Students’ parents are expected to cover the gap between a student maintenance loan (now means-tested) and real living costs. Many families will have to choose between heating their own homes and those of their student children.
The climate in crisis
My colleague Alec Haglund wrote an excellent blog last week on supercharging renewable energy growth in the UK, and the dangers posed by fracking and handing out new contracts to drill oil in the North Sea.
No complacency can be allowed. As well as limiting and phasing out the burning of fossil fuels, this also means not listening to NIMBYs objecting to wind farms or solar panels in their local communities.
Successive governments’ false economies have undermined both the fight against climate change and our resilience to crises like the one we all currently face over energy bills. A good example of this is the huge drop-off in home insulation rates following government cuts. The past decade, with interest rates at record lows, has been a huge missed opportunity to invest in renewable energy and energy-saving technology.
Education and catch up
The government’s investment in catch-up learning, introduced to make up for pupils’ education missed during the pandemic, is also insufficient. Children missing out on education is a crisis for the long term. Failing to deal with this problem will see growing educational inequality translate into greater socio-economic inequality.
The government should digest several Children’s Alliance reports, including this one published last week, all of which contain recommendations on improving the health, happiness and social mobility of children in the UK. To that end, IF also supports their call for the government to appoint a cabinet minister for children.
Growth and its benefits
Liz Truss has spent much of the leadership campaign and her first few days as PM talking about growth, the lack of which constitutes a broader crisis for the British economy. Alongside a looming recession, real wages are forecast to fall to 2003 levels next year: 20 years of no effectively wage growth is no way to be an “aspiration nation”.
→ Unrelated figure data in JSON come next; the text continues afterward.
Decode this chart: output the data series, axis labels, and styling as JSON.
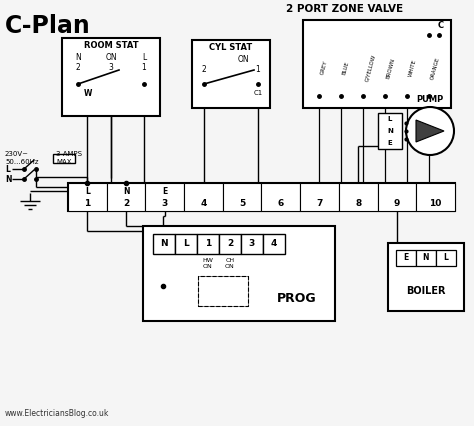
{
  "title_left": "C-Plan",
  "title_right": "2 PORT ZONE VALVE",
  "bg_color": "#f5f5f5",
  "website": "www.ElectriciansBlog.co.uk",
  "voltage_label": "230V~\n50...60Hz",
  "amps_label": "3 AMPS\nMAX",
  "zone_valve_wires": [
    "GREY",
    "BLUE",
    "G/YELLOW",
    "BROWN",
    "WHITE",
    "ORANGE"
  ],
  "prog_terminals": [
    "N",
    "L",
    "1",
    "2",
    "3",
    "4"
  ],
  "terminal_letters": [
    "L",
    "N",
    "E",
    "",
    "",
    "",
    "",
    "",
    "",
    ""
  ],
  "terminal_numbers": [
    "1",
    "2",
    "3",
    "4",
    "5",
    "6",
    "7",
    "8",
    "9",
    "10"
  ],
  "room_stat_label": "ROOM STAT",
  "cyl_stat_label": "CYL STAT",
  "prog_label": "PROG",
  "boiler_label": "BOILER",
  "pump_label": "PUMP",
  "hw_label": "HW\nON",
  "ch_label": "CH\nON"
}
Crucially, the benefits of growth must reach young people. Spending over the last decade has skewed decisively towards pensioners, primarily as a result of the triple lock on the state pension and cuts to education spending.
“This is our vital mission to ensure opportunity and prosperity for all people and future generations,” Liz Truss said in her first speech as the new PM on Tuesday. With multiple crises in her in-tray and less than two years until the next general election, she doesn’t have long to make her mark. Like all prime ministers, she will be judged on how she deals with what events throw at her: a decent prime minister can manoeuvre their way through crises, but a great prime minister is one who prevents the crises of tomorrow.